Japan boosts maritime defenses amid PRC’s Senkaku Islands coercion

FORUM Staff

Japan is bolstering its maritime security capabilities, including increasing its Coast Guard budget and establishing a maritime group for rapid troop transportation, as the nation’s leaders condemn persistent territorial incursions by Chinese vessels.

The People’s Republic of China’s (PRC) coercive behavior around the Japan-administered Senkaku Islands continued recently when the Chinese coast guard confronted a Japanese research vessel surveying the uninhabited East China Sea archipelago.

Japan Coast Guard vessels encounter Chinese coast guard ships near the Japan-administered Senkaku Islands in early 2023.
VIDEO CREDIT: NIPPON TV/REUTERS

The researchers from Tokyo’s Tokai University, who were joined by five Japanese legislators, including former Defense Minister Tomomi Inada, were forced to cut short their planned two-day study in late April 2024, according to media reports.

In May, the Japan Coast Guard also said four PRC ships, including one believed to be armed with an automatic cannon, patrolled Japan’s territorial waters around the islands for about two hours.

Such “unilateral attempts to change the status quo are being intensified. And this is something of a grave concern for us,” Japanese Prime Minister Fumio Kishida told Newsweek magazine. “Japan will assert to China what needs to be asserted and respond calmly and resolutely to the situation with the determination to resolutely defend Japan’s territory as well as territorial waters and airspace.”

Japan has administered the Senkakus, which are about 170 kilometers northeast of Taiwan, since the early 1970s and bought three of the five islands from private owners in 2012.

Beijing’s territorial claims, which have no basis under international law, are tied to its economic ambitions, experts say. The area, which is near critical shipping routes, has rich fisheries and potential oil and gas reserves.

The PRC’s attempted territorial grab in the East China Sea mirrors its increasingly aggressive actions in the disputed waters of the South China Sea and its arbitrary redrawing of maps in 2023 to claim other nations’ territory. Such tactics, known as salami slicing, seek to alter the status quo via a steady progression of small coercive actions that cumulatively could force permanent change favoring Beijing, analysts say.

Chinese coast guard vessels have been a near-constant presence around the Senkakus for several years.
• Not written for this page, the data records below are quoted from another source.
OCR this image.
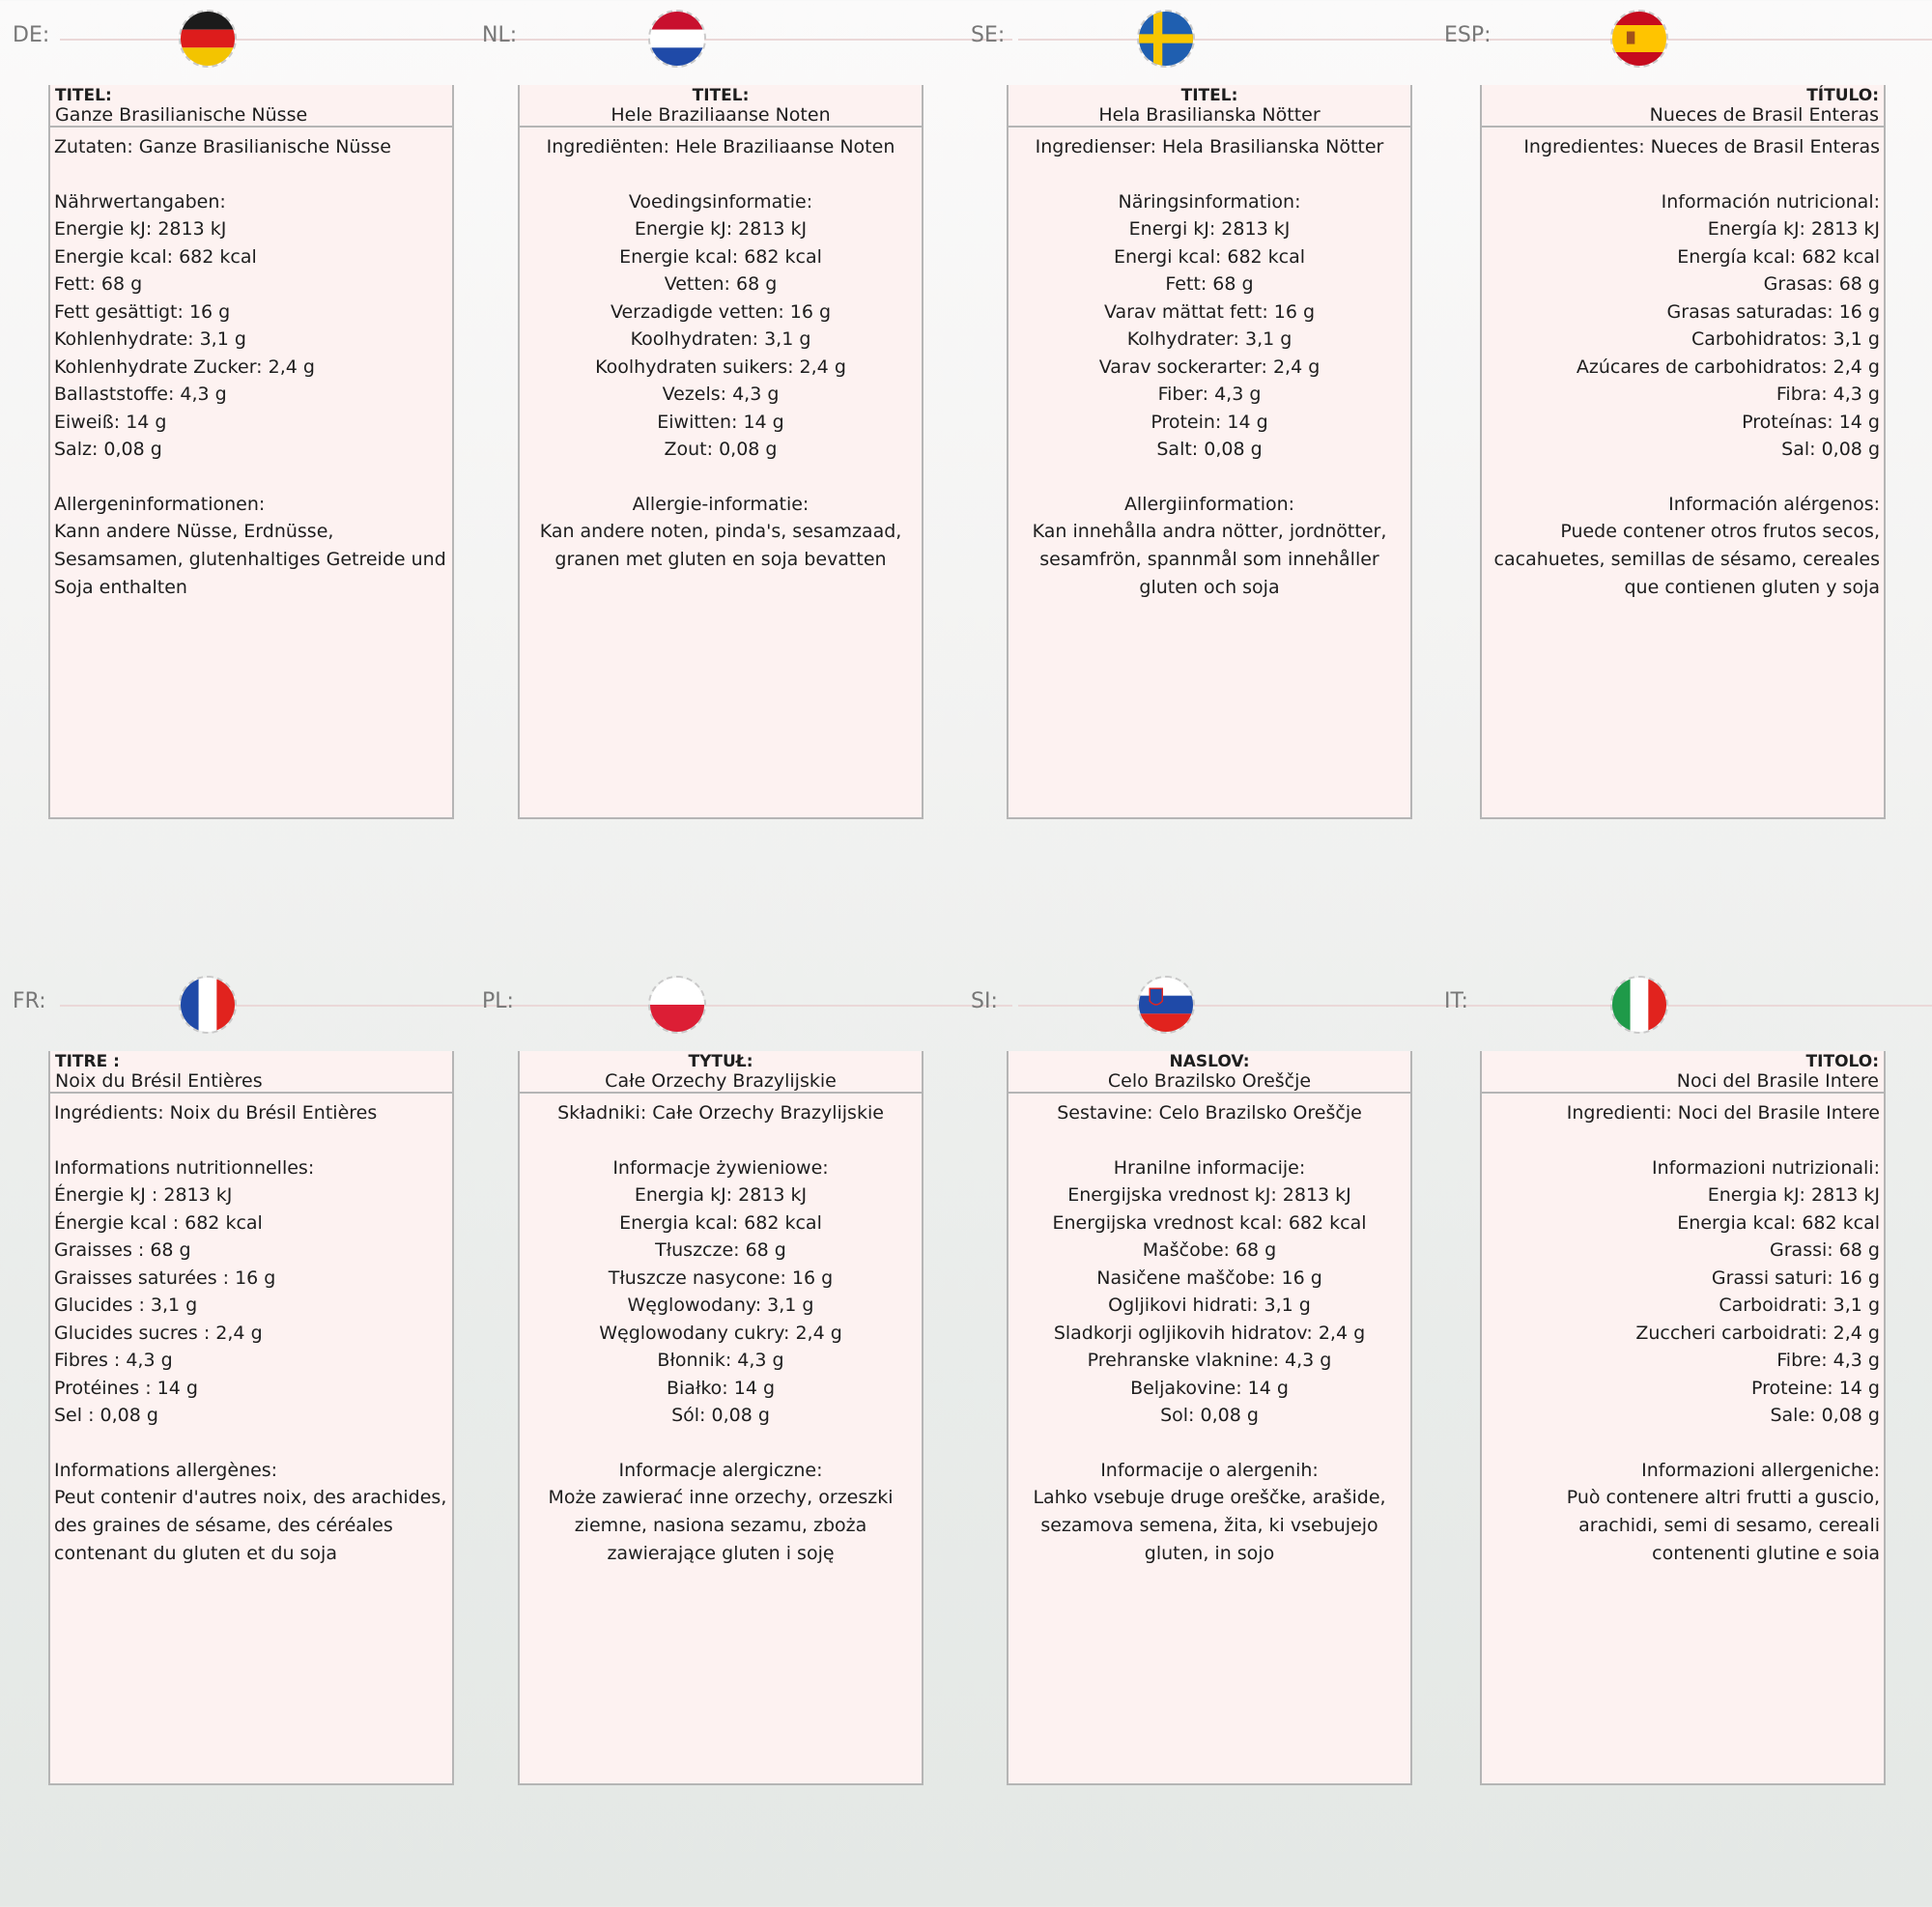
DE:
TITEL:
Ganze Brasilianische Nüsse
Zutaten: Ganze Brasilianische Nüsse
Nährwertangaben:
Energie kJ: 2813 kJ
Energie kcal: 682 kcal
Fett: 68 g
Fett gesättigt: 16 g
Kohlenhydrate: 3,1 g
Kohlenhydrate Zucker: 2,4 g
Ballaststoffe: 4,3 g
Eiweiß: 14 g
Salz: 0,08 g
Allergeninformationen:
Kann andere Nüsse, Erdnüsse,
Sesamsamen, glutenhaltiges Getreide und
Soja enthalten
NL:
TITEL:
Hele Braziliaanse Noten
Ingrediënten: Hele Braziliaanse Noten
Voedingsinformatie:
Energie kJ: 2813 kJ
Energie kcal: 682 kcal
Vetten: 68 g
Verzadigde vetten: 16 g
Koolhydraten: 3,1 g
Koolhydraten suikers: 2,4 g
Vezels: 4,3 g
Eiwitten: 14 g
Zout: 0,08 g
Allergie-informatie:
Kan andere noten, pinda's, sesamzaad,
granen met gluten en soja bevatten
SE:
TITEL:
Hela Brasilianska Nötter
Ingredienser: Hela Brasilianska Nötter
Näringsinformation:
Energi kJ: 2813 kJ
Energi kcal: 682 kcal
Fett: 68 g
Varav mättat fett: 16 g
Kolhydrater: 3,1 g
Varav sockerarter: 2,4 g
Fiber: 4,3 g
Protein: 14 g
Salt: 0,08 g
Allergiinformation:
Kan innehålla andra nötter, jordnötter,
sesamfrön, spannmål som innehåller
gluten och soja
ESP:
TÍTULO:
Nueces de Brasil Enteras
Ingredientes: Nueces de Brasil Enteras
Información nutricional:
Energía kJ: 2813 kJ
Energía kcal: 682 kcal
Grasas: 68 g
Grasas saturadas: 16 g
Carbohidratos: 3,1 g
Azúcares de carbohidratos: 2,4 g
Fibra: 4,3 g
Proteínas: 14 g
Sal: 0,08 g
Información alérgenos:
Puede contener otros frutos secos,
cacahuetes, semillas de sésamo, cereales
que contienen gluten y soja
FR:
TITRE :
Noix du Brésil Entières
Ingrédients: Noix du Brésil Entières
Informations nutritionnelles:
Énergie kJ : 2813 kJ
Énergie kcal : 682 kcal
Graisses : 68 g
Graisses saturées : 16 g
Glucides : 3,1 g
Glucides sucres : 2,4 g
Fibres : 4,3 g
Protéines : 14 g
Sel : 0,08 g
Informations allergènes:
Peut contenir d'autres noix, des arachides,
des graines de sésame, des céréales
contenant du gluten et du soja
PL:
TYTUŁ:
Całe Orzechy Brazylijskie
Składniki: Całe Orzechy Brazylijskie
Informacje żywieniowe:
Energia kJ: 2813 kJ
Energia kcal: 682 kcal
Tłuszcze: 68 g
Tłuszcze nasycone: 16 g
Węglowodany: 3,1 g
Węglowodany cukry: 2,4 g
Błonnik: 4,3 g
Białko: 14 g
Sól: 0,08 g
Informacje alergiczne:
Może zawierać inne orzechy, orzeszki
ziemne, nasiona sezamu, zboża
zawierające gluten i soję
SI:
NASLOV:
Celo Brazilsko Oreščje
Sestavine: Celo Brazilsko Oreščje
Hranilne informacije:
Energijska vrednost kJ: 2813 kJ
Energijska vrednost kcal: 682 kcal
Maščobe: 68 g
Nasičene maščobe: 16 g
Ogljikovi hidrati: 3,1 g
Sladkorji ogljikovih hidratov: 2,4 g
Prehranske vlaknine: 4,3 g
Beljakovine: 14 g
Sol: 0,08 g
Informacije o alergenih:
Lahko vsebuje druge oreščke, arašide,
sezamova semena, žita, ki vsebujejo
gluten, in sojo
IT:
TITOLO:
Noci del Brasile Intere
Ingredienti: Noci del Brasile Intere
Informazioni nutrizionali:
Energia kJ: 2813 kJ
Energia kcal: 682 kcal
Grassi: 68 g
Grassi saturi: 16 g
Carboidrati: 3,1 g
Zuccheri carboidrati: 2,4 g
Fibre: 4,3 g
Proteine: 14 g
Sale: 0,08 g
Informazioni allergeniche:
Può contenere altri frutti a guscio,
arachidi, semi di sesamo, cereali
contenenti glutine e soia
The Japan Coast Guard said PRC vessels entered the islands’ contiguous zone — which extends from 22 to 44 kilometers off the coast — nearly every day in 2023, The Diplomat magazine reported. Overall, the Japan Coast Guard sighted about 1,300 PRC vessels in 2023, the highest figure since records began 15 years ago. On 42 occasions, Chinese coast guard ships intruded into Japan’s territorial waters by coming within 22 kilometers of the coast.

The PRC is attempting to push its territorial claims by establishing “a greater and more enduring presence of its ships in the waters around the islands,” James Brown, an associate professor of political science at Temple University’s Tokyo campus, told the broadcast network CNN.

Amid the PRC’s maneuvering, Japan is boosting its Coast Guard budget over the next three years. Tokyo’s 2024 defense budget, which increased 16.5% over 2023, also includes funding for a new maritime transportation group along with three 114-foot transports to enable rapid troop transportation in southwest Japan, which includes the Senkakus.

Meanwhile, United States Defense Secretary Lloyd Austin recently reaffirmed the U.S.’s “ironclad” commitment under the nations’ longtime alliance to defend Japan and all of its territories, including the Senkaku Islands.